Depends on the price
basiclemmon98@lemmy.dbzer0.com 3 days ago
Oohhh, does this mean we can stop putting dogs in traumatizing and potentially life threatning situations on the police force?!
AceBonobo@lemmy.world 2 days ago
Truscape@lemmy.blahaj.zone 2 days ago
Tangent fun fact: after the reunification of west and east Germany, the patrol dogs for the east German wall were put up for adoption, and found loving homes :)
onslaught545@lemmy.zip 2 days ago
As long as this doesn’t have an 80% false positive rate like the dogs do.
kn33@lemmy.world 2 days ago
That’s a feature, not a bug
hector@lemmy.today 2 days ago
I would not blame the dogs so much is the handlers. The handlers can get a false positive on command.
But all of these computerized programs also give authorities the ability to initiate false positives you better believe it. From The Unseen higher-ups down to the guy running the program on the ground.

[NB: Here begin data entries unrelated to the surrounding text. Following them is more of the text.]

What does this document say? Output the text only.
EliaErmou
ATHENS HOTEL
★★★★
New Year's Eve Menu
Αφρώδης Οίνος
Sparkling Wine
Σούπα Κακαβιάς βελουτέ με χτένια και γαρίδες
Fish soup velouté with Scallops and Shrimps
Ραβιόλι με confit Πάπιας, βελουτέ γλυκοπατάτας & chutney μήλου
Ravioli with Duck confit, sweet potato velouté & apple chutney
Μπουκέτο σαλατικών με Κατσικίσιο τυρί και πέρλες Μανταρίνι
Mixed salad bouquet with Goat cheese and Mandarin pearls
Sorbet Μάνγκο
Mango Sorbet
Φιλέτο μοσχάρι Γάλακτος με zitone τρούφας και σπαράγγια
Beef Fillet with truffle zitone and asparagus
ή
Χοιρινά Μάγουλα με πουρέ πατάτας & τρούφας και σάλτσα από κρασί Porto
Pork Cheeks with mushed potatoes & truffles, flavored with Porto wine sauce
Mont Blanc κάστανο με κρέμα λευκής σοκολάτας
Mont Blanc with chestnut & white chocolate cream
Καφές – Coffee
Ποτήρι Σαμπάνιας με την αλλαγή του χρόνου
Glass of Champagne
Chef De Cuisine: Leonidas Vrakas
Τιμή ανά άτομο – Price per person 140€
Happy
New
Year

sugar_in_your_tea@sh.itjust.works 2 days ago
I don’t think it’s the dogs that have the false positive rate, it’s the handlers.
onslaught545@lemmy.zip 2 days ago
Which is why dogs hitting on something should never be reasonable cause.
Although I’m a bit biased because a drug dog hitting on Claritin D in my front seat is why I spent 19 weeks in alternative school. Those fuckers picked flakes of what they called weed out of my floorboards.
I know there wasn’t weed in there because I took it out that morning.
sugar_in_your_tea@sh.itjust.works 2 days ago
Man, that sucks.
And yeah, I agree that a drug dog shouldn’t automatically trigger probable cause, but instead merely reasonable suspicion, meaning they can detain, but not search. They shouldn’t even be able to request a warrant based only on a drug dog hit. They should need multiple articulable reasons to suspect you of a crime to get to the point of a warrant, search, or arrest.